Faster than a speeding bullet, you can create trouble for yourself with standardized tests like the SAT or the ACT.
When you sign up for the tests with the College Board, or for the ACT, they give you the option of submitting everything to the colleges after you’re done taking the test. Sounds convenient?
Don’t do it.
If you want to Super Score, you want your test scores to be more powerful than a locomotive, not faster.
Colleges let you take your best SAT/ACT scores and report them. Not the TOTAL score, but the individual scores from any of the tests that you’ve taken.
Let’s say, on the SAT, that you got a 790 on your math, a 540 on your reading, and a 600 on your writing. You take the SAT again, and this time you get a 700 on your math, but a 690 on your reading and a 720 on your writing.
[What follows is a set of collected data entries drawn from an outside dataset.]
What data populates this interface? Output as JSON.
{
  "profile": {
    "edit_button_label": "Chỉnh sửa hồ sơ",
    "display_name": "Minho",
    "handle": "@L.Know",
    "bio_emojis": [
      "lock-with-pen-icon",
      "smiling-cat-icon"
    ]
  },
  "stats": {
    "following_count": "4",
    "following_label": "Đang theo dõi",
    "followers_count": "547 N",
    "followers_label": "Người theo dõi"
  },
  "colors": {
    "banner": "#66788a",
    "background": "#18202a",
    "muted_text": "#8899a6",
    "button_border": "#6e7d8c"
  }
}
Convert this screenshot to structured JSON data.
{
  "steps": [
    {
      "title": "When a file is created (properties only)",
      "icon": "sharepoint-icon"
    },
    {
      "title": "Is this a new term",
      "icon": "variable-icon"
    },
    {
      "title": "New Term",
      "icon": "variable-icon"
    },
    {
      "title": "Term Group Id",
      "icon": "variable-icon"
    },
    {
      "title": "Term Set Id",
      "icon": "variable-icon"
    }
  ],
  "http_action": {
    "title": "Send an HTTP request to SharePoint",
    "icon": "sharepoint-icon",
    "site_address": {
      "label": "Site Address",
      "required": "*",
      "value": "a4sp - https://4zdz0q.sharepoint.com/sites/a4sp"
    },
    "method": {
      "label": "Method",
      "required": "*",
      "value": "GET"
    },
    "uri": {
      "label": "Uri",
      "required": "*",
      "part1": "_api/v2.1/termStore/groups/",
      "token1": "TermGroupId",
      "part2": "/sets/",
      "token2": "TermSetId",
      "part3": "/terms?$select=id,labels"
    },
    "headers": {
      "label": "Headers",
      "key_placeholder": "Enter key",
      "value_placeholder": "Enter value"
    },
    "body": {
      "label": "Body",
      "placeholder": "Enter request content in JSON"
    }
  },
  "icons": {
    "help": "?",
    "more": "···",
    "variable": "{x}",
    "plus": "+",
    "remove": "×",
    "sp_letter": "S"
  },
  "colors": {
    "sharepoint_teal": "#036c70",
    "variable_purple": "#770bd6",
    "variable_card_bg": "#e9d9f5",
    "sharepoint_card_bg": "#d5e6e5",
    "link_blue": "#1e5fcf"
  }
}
The second test overall is a bit better, even though you did a bit worse on your math. Instead of just reporting the best test, you can pick the scores you want to send to the college board.
Instead of reporting test one at 1930, or a 2110 on the second, you can report a super score of 2,200 on those three components by picking the best ones amongst your tests.
Since you need to take multiple tests to use the super scoring system, you need to make sure that you DO NOT report your scores to the college for each test.
Some schools will tell you that it doesn’t matter. They pick out the top three scores on their own. Some do. The problem, when you let the colleges pick, is that they can see everything. It may never be a problem, BUT, if things get tight, and you get down to two candidates of very equal standing, and one of them reported everything, including lower scores, and the other person didn’t, that may be a tie splitter.
So, wait until you order your SAT score reports for the colleges that you choose when you’re ready to apply.